It received 235.93 tmcft, against 205 tmcft prescribed by Tribunal
Last year, dam received 399.22 tmcft
CHENNAI: The water year 2006-07, which ended on Thursday, was satisfactory for Tamil Nadu as far as realisation of Cauvery water in the Mettur reservoir is concerned.
Between June 2006 and May 2007, the State received 235.93 thousand million cubic feet (tmcft), against 205 tmcft prescribed by the Cauvery Water Disputes Tribunal in its interim order in 1991, an excess of 30.93 tmcft.
In the previous irrigation year (2005-06), the State received a record 399.22 tmcft, the highest in the last 15 years.

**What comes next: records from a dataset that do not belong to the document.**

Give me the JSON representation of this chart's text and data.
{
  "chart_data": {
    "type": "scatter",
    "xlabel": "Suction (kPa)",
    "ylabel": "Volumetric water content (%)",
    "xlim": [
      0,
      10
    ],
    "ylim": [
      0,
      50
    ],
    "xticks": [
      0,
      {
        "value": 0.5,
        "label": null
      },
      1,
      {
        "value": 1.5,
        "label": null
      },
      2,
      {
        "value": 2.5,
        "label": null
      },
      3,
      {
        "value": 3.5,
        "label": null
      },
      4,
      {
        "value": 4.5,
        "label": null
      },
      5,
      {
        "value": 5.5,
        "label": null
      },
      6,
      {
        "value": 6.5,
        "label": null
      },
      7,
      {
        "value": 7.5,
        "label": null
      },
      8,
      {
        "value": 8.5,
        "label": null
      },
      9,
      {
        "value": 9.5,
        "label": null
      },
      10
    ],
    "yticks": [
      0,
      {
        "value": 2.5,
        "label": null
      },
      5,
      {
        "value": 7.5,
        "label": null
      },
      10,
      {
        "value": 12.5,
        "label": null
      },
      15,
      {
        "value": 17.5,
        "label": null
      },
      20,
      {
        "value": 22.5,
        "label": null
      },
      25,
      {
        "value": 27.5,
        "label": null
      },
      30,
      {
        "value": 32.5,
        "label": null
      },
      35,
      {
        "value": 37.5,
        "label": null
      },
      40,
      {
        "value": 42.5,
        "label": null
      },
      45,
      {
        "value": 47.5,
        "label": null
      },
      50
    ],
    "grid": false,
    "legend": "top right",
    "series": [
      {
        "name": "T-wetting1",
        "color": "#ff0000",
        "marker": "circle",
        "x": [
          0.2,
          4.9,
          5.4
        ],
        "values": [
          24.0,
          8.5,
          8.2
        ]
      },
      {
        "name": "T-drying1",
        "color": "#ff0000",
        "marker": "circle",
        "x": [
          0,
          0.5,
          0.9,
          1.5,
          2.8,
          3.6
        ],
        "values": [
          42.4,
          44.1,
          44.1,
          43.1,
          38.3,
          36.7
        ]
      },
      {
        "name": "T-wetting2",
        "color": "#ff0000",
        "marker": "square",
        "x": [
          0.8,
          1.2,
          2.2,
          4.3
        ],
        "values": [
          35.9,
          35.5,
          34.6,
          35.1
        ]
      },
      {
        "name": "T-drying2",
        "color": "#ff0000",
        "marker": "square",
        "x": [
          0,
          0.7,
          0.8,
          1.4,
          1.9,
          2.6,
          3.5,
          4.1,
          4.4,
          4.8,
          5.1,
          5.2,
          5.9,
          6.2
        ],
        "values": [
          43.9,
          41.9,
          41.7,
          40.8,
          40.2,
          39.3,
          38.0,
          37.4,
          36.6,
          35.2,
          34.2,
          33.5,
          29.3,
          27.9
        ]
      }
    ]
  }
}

Throughout the year, the storage and inflow in the reservoir was sufficient to meet the irrigation needs of both kuruvai and samba crops in the delta districts. In fact, the State achieved a record harvest in both the crops, thanks to sufficient storage in the reservoir.

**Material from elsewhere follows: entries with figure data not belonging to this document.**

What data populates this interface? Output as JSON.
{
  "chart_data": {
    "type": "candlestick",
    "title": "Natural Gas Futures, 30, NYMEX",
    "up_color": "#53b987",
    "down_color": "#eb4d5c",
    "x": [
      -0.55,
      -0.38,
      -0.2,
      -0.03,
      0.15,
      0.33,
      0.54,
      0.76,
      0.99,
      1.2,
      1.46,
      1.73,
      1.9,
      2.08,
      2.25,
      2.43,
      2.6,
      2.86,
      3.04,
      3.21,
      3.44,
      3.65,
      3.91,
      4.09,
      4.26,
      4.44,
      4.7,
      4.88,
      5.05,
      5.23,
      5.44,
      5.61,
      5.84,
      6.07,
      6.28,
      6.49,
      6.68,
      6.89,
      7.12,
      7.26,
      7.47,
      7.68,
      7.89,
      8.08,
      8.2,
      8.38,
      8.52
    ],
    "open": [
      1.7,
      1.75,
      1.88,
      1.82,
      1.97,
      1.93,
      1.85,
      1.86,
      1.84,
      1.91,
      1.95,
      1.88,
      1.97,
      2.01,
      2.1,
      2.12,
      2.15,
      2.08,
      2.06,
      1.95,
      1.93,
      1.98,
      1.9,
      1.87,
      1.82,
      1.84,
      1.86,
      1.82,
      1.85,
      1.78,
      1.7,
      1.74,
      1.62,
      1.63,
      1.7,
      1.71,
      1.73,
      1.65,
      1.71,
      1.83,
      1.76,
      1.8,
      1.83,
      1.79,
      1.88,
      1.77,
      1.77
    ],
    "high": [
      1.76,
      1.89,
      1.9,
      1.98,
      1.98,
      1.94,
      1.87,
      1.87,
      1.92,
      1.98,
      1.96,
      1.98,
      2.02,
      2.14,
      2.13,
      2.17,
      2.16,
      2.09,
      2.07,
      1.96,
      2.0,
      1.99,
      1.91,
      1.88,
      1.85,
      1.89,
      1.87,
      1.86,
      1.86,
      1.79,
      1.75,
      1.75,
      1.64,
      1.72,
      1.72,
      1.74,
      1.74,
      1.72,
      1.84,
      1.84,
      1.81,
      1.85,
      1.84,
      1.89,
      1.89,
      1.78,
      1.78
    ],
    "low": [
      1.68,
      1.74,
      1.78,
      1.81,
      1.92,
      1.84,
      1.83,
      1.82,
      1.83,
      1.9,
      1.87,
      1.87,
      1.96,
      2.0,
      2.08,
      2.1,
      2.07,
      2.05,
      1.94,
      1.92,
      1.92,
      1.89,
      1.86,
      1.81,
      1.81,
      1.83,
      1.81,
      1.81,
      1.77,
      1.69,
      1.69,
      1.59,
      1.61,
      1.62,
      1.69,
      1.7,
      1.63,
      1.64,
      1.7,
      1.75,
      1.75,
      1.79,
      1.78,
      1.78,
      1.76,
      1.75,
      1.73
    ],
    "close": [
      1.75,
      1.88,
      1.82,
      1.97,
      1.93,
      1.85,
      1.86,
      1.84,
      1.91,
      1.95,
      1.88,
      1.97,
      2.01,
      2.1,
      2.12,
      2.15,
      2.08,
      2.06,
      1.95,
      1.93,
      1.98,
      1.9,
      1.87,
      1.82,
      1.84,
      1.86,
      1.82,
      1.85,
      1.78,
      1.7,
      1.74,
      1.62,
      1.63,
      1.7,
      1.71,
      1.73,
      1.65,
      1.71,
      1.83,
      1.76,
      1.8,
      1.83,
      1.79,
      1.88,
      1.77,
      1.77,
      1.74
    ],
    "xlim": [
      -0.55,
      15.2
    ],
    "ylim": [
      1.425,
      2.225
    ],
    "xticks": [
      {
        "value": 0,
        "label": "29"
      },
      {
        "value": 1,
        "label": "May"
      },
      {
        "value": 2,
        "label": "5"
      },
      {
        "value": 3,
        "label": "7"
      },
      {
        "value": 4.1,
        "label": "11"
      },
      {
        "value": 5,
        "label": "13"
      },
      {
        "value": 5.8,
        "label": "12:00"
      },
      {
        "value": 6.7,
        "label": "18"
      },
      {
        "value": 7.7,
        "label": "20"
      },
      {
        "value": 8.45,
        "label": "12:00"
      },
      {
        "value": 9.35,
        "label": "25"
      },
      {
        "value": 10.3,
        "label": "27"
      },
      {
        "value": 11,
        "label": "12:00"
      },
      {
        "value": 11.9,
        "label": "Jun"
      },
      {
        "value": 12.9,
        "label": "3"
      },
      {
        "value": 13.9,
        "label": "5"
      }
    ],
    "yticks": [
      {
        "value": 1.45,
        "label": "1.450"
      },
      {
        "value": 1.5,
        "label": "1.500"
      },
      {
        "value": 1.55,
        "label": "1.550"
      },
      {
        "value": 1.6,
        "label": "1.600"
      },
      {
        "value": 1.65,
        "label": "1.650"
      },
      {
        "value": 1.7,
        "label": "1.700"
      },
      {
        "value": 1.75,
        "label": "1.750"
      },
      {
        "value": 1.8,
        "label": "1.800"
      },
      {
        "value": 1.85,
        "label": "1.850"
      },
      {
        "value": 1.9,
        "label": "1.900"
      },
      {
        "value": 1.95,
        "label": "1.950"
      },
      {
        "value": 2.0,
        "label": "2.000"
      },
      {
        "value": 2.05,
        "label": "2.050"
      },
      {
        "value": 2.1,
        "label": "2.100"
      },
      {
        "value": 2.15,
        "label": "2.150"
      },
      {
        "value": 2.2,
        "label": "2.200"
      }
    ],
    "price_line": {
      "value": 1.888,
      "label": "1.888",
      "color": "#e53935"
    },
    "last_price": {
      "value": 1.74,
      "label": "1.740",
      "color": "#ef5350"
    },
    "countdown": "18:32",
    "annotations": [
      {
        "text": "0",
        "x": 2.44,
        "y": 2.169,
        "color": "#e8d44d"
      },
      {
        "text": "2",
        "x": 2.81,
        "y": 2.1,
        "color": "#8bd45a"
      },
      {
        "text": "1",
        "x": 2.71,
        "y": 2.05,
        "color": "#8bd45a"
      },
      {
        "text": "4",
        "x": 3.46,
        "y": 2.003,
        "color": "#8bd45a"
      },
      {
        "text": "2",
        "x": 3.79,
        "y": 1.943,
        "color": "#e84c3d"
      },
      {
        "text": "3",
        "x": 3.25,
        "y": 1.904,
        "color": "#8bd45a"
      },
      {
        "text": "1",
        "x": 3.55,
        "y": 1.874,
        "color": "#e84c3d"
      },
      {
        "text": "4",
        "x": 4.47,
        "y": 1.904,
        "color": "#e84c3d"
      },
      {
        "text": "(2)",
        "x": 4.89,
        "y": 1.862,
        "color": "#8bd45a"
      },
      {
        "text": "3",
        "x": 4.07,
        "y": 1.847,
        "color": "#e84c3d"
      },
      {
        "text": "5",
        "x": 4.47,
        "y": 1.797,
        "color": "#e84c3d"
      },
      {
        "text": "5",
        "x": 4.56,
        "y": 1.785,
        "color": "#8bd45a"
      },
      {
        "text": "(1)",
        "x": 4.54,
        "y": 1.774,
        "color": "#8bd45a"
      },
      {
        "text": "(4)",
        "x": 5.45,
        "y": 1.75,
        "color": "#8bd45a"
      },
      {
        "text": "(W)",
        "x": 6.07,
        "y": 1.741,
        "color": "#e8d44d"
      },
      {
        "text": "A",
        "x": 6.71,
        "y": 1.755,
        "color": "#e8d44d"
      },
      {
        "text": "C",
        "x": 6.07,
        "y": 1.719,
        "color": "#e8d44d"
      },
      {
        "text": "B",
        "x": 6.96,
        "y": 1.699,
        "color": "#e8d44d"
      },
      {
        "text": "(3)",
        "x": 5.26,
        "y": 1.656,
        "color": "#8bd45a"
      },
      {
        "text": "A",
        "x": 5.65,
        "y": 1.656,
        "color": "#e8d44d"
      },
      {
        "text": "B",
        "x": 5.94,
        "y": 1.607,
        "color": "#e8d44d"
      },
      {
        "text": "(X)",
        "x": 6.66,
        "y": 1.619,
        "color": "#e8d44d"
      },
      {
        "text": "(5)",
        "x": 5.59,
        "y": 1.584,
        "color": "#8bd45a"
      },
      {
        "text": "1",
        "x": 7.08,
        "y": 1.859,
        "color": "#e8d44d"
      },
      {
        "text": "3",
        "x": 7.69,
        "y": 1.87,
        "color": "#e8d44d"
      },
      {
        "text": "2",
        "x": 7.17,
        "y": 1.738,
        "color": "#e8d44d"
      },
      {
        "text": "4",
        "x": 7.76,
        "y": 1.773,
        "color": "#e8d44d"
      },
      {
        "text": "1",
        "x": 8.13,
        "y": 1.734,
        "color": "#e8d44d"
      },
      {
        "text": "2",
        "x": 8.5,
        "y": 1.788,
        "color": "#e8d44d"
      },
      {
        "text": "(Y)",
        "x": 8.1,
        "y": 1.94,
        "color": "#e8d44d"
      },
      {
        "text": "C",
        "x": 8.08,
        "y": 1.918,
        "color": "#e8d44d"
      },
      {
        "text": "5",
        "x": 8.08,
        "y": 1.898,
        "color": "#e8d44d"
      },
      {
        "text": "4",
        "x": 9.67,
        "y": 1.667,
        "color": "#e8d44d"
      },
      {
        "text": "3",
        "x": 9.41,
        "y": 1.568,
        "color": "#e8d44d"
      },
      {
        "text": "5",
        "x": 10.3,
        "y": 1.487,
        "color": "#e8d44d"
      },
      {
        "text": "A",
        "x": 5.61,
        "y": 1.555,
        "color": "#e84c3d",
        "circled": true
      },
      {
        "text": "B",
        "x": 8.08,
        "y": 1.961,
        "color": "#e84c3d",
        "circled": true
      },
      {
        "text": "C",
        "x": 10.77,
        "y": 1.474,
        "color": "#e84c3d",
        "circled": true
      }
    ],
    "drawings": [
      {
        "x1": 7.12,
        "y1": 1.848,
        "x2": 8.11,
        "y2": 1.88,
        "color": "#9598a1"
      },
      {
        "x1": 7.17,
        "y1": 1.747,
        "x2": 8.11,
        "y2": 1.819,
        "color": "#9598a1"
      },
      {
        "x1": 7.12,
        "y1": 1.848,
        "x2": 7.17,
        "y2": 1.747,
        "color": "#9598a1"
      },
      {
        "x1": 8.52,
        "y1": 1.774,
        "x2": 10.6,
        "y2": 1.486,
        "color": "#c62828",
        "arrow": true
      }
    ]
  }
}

The inflow from June 1 to September 30 was 165.99 tmcft, against the prescribed quantum of 137 tmcft. It was the highest in August when the realisation was 72.30 tmcft, against the prescribed quantity of 54.72 tmcft for that month. It received more than the quantum in July, August and November of 2006 and in April and May of this year. Though the reservoir realised less than the prescribed quantum in the remaining seven months, the deficit was meagre. On Friday morning, the storage in the reservoir was 36.5 tmcft (74.26 ft), against the capacity of 93.4 tmcft (120 ft). During this time last year, the storage was 86.08 tmcft.
The current storage is hardly sufficient to open the reservoir on June 12. The possibility of the reservoir getting substantial inflow before June 12 is extremely doubtful as the combined storage of four reservoirs in Karnataka, main source of supply to Cauvery, was 19 tmcft, against the total capacity of 114 tmcft. Besides, there was no substantial rainfall in the catchments areas.

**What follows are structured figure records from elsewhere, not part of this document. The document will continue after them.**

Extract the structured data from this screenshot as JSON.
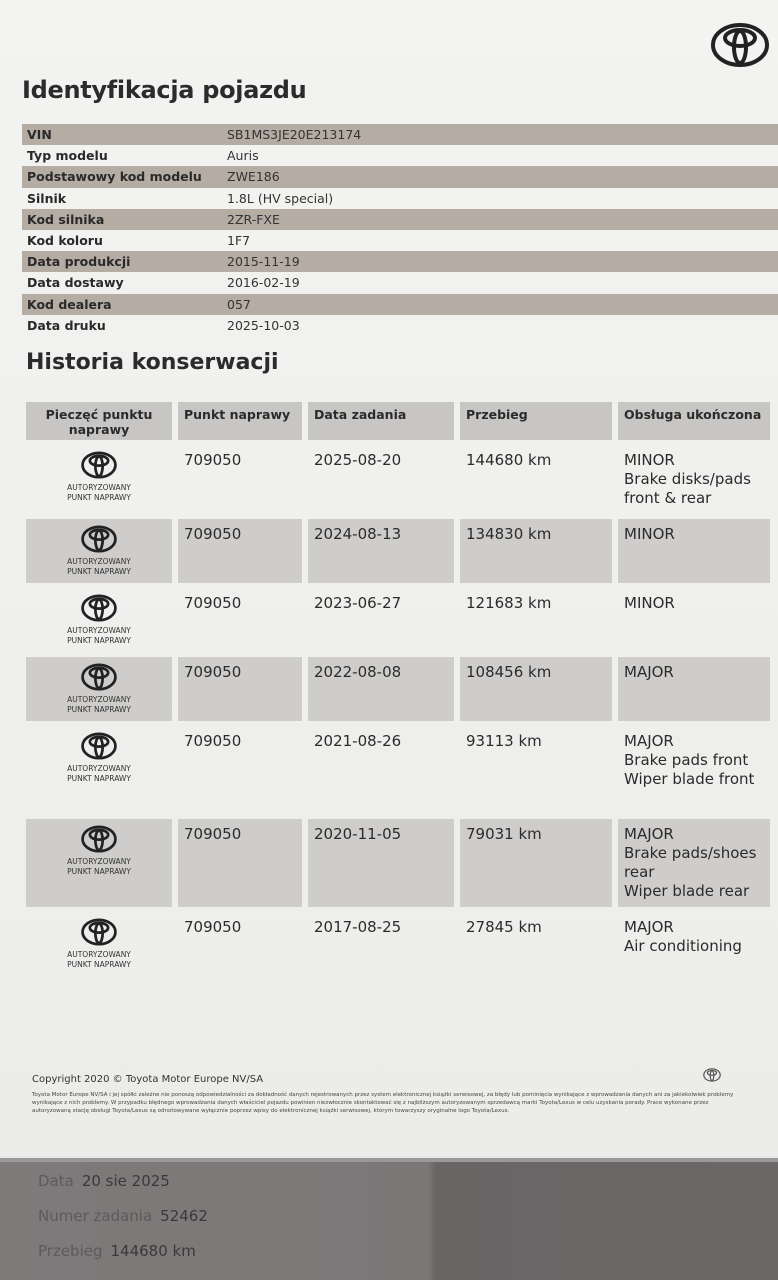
{
  "brand": {
    "logo": "toyota-logo-icon"
  },
  "identification": {
    "title": "Identyfikacja pojazdu",
    "rows": [
      {
        "label": "VIN",
        "value": "SB1MS3JE20E213174"
      },
      {
        "label": "Typ modelu",
        "value": "Auris"
      },
      {
        "label": "Podstawowy kod modelu",
        "value": "ZWE186"
      },
      {
        "label": "Silnik",
        "value": "1.8L (HV special)"
      },
      {
        "label": "Kod silnika",
        "value": "2ZR-FXE"
      },
      {
        "label": "Kod koloru",
        "value": "1F7"
      },
      {
        "label": "Data produkcji",
        "value": "2015-11-19"
      },
      {
        "label": "Data dostawy",
        "value": "2016-02-19"
      },
      {
        "label": "Kod dealera",
        "value": "057"
      },
      {
        "label": "Data druku",
        "value": "2025-10-03"
      }
    ]
  },
  "history": {
    "title": "Historia konserwacji",
    "headers": [
      "Pieczęć punktu naprawy",
      "Punkt naprawy",
      "Data zadania",
      "Przebieg",
      "Obsługa ukończona"
    ],
    "stamp": {
      "line1": "AUTORYZOWANY",
      "line2": "PUNKT NAPRAWY"
    },
    "rows": [
      {
        "point": "709050",
        "date": "2025-08-20",
        "mileage": "144680 km",
        "service": [
          "MINOR",
          "Brake disks/pads front & rear"
        ]
      },
      {
        "point": "709050",
        "date": "2024-08-13",
        "mileage": "134830 km",
        "service": [
          "MINOR"
        ]
      },
      {
        "point": "709050",
        "date": "2023-06-27",
        "mileage": "121683 km",
        "service": [
          "MINOR"
        ]
      },
      {
        "point": "709050",
        "date": "2022-08-08",
        "mileage": "108456 km",
        "service": [
          "MAJOR"
        ]
      },
      {
        "point": "709050",
        "date": "2021-08-26",
        "mileage": "93113 km",
        "service": [
          "MAJOR",
          "Brake pads front",
          "Wiper blade front"
        ]
      },
      {
        "point": "709050",
        "date": "2020-11-05",
        "mileage": "79031 km",
        "service": [
          "MAJOR",
          "Brake pads/shoes rear",
          "Wiper blade rear"
        ]
      },
      {
        "point": "709050",
        "date": "2017-08-25",
        "mileage": "27845 km",
        "service": [
          "MAJOR",
          "Air conditioning"
        ]
      }
    ]
  },
  "footer": {
    "copyright": "Copyright 2020 © Toyota Motor Europe NV/SA",
    "disclaimer": "Toyota Motor Europe NV/SA i jej spółki zależne nie ponoszą odpowiedzialności za dokładność danych rejestrowanych przez system elektronicznej książki serwisowej, za błędy lub pominięcia wynikające z wprowadzania danych ani za jakiekolwiek problemy wynikające z nich problemy. W przypadku błędnego wprowadzania danych właściciel pojazdu powinien niezwłocznie skontaktować się z najbliższym autoryzowanym sprzedawcą marki Toyota/Lexus w celu uzyskania porady. Prace wykonane przez autoryzowaną stację obsługi Toyota/Lexus są odnotowywane wyłącznie poprzez wpisy do elektronicznej książki serwisowej, którym towarzyszy oryginalne logo Toyota/Lexus."
  },
  "bottom": {
    "rows": [
      {
        "label": "Data",
        "value": "20 sie 2025"
      },
      {
        "label": "Numer zadania",
        "value": "52462"
      },
      {
        "label": "Przebieg",
        "value": "144680 km"
      }
    ]
  }
}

Officials said all the four riparian states of Cauvery (Karnataka, Tamil Nadu, Kerala and Pondicherry) had filed clarification petitions in the Tribunal against its final order under section 5(3) of the Inter-State River Disputes Act, 1956.
The tribunal could take one year to decide on the petition and if more time was required, the Centre could be approached for an extension.
After passing all the stages, the Tribunal would give its clarifications and send the same to the Union Government. Only then would the Centre notify the final award in the gazette.